I know people who fight because they have been abused and this makes them feel strong. I know people who fight because competition is the ultimate showcase for their skills and hard work. I know people who fight because of a deep love and respect for the sport. I know people who fight to put food on the table for their family. One of the reasons I fight is that it quiets the inexorable pull of self-destructive behaviour that takes over when I don’t have a focus, when I spend too much time caught in my own thoughts, and when I experience hurt or heartache. Maybe this is not everyone’s way of dealing with these things but for me, the training is my solace, and it makes me a stronger and a better person. I guess its my way of fighting against those things that bring me down.

Maybe to some people it doesn’t make sense. Even when I think about the training we go through for a fight camp I think it is a little crazy myself. I’ll admit there are times that I start to question why I do it. The hours spent in the gym, working on technique, pad work where 3 minutes is made to feel like 3 hours, sparring injuries, other injuries, pretending you don’t have injuries, running in the dark, running in the rain, running running running, body aches when you wake up in the morning, bruised ribs, bruised shins, dieting, scrolling through instagram dreaming of the things you’d like to eat some day, saying “no” to everything social, getting home and being too exhausted to talk, falling asleep at work. Writing this list out now is even making me feel overwhelmed so I’m going to leave it there.

Despite all of this, the people who I train with have become my family. I have seen my idols become my peers – women I saw in fight shows or followed on social media have become training partners. I have done things I never thought I was capable of. I have given my energy to something I am passionate about. I have felt that feeling when the final bell goes. Through becoming stronger, I have inspired others to do the same. And despite all the sacrifice, that is what keeps me going.

Although it is my way of showing strength, you don’t need to get in the ring to fight. It is true that there are many fights out there and of the most powerful and meaningful things in life is to find something that is worth fighting for. Something that you believe in and would give your heart and soul to. This month at the Queen of Lean we are fighting against domestic violence. Our Lift Against Violence day on 24th November is a charity day to foster awareness around domestic violence and to help those women in our community who are affected. We have such a strong group of women who work and train at the Queen of Lean and it means a lot to me that we can band together to help the women in our community that need our help and support the most.

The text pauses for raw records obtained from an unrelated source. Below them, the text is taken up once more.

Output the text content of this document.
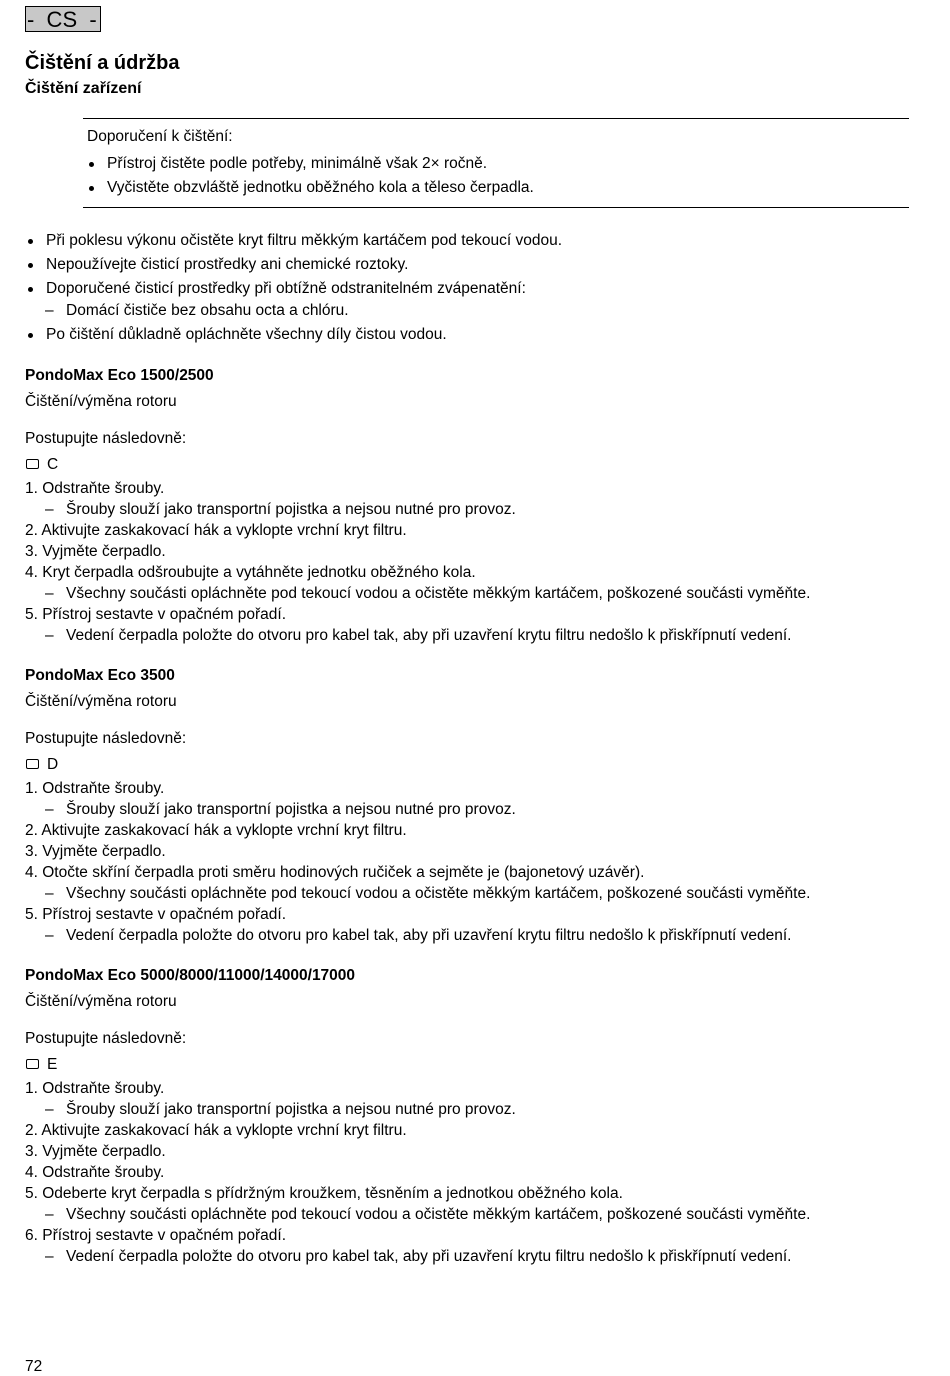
-  CS  -
Čištění a údržba
Čištění zařízení
Doporučení k čištění:
Přístroj čistěte podle potřeby, minimálně však 2× ročně.
Vyčistěte obzvláště jednotku oběžného kola a těleso čerpadla.
Při poklesu výkonu očistěte kryt filtru měkkým kartáčem pod tekoucí vodou.
Nepoužívejte čisticí prostředky ani chemické roztoky.
Doporučené čisticí prostředky při obtížně odstranitelném zvápenatění:
– Domácí čističe bez obsahu octa a chlóru.
Po čištění důkladně opláchněte všechny díly čistou vodou.
PondoMax Eco 1500/2500
Čištění/výměna rotoru
Postupujte následovně:
C
1. Odstraňte šrouby.
– Šrouby slouží jako transportní pojistka a nejsou nutné pro provoz.
2. Aktivujte zaskakovací hák a vyklopte vrchní kryt filtru.
3. Vyjměte čerpadlo.
4. Kryt čerpadla odšroubujte a vytáhněte jednotku oběžného kola.
– Všechny součásti opláchněte pod tekoucí vodou a očistěte měkkým kartáčem, poškozené součásti vyměňte.
5. Přístroj sestavte v opačném pořadí.
– Vedení čerpadla položte do otvoru pro kabel tak, aby při uzavření krytu filtru nedošlo k přiskřípnutí vedení.
PondoMax Eco 3500
Čištění/výměna rotoru
Postupujte následovně:
D
1. Odstraňte šrouby.
– Šrouby slouží jako transportní pojistka a nejsou nutné pro provoz.
2. Aktivujte zaskakovací hák a vyklopte vrchní kryt filtru.
3. Vyjměte čerpadlo.
4. Otočte skříní čerpadla proti směru hodinových ručiček a sejměte je (bajonetový uzávěr).
– Všechny součásti opláchněte pod tekoucí vodou a očistěte měkkým kartáčem, poškozené součásti vyměňte.
5. Přístroj sestavte v opačném pořadí.
– Vedení čerpadla položte do otvoru pro kabel tak, aby při uzavření krytu filtru nedošlo k přiskřípnutí vedení.
PondoMax Eco 5000/8000/11000/14000/17000
Čištění/výměna rotoru
Postupujte následovně:
E
1. Odstraňte šrouby.
– Šrouby slouží jako transportní pojistka a nejsou nutné pro provoz.
2. Aktivujte zaskakovací hák a vyklopte vrchní kryt filtru.
3. Vyjměte čerpadlo.
4. Odstraňte šrouby.
5. Odeberte kryt čerpadla s přídržným kroužkem, těsněním a jednotkou oběžného kola.
– Všechny součásti opláchněte pod tekoucí vodou a očistěte měkkým kartáčem, poškozené součásti vyměňte.
6. Přístroj sestavte v opačném pořadí.
– Vedení čerpadla položte do otvoru pro kabel tak, aby při uzavření krytu filtru nedošlo k přiskřípnutí vedení.
72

Together we are fighting against the statistic that on average, 1 woman a week is murdered by her current or former partner. We are fighting against the statistic that 1 in 2 women have experienced sexual harassment. We are fighting against the statistic that 1 in 4 women have experienced emotional abuse by a current or former partner. We are fighting against the statistic that one of the most dangerous places for a woman is in her own home. Domestic violence is a community responsibility and I invite you to come and join our community as we fight to end this.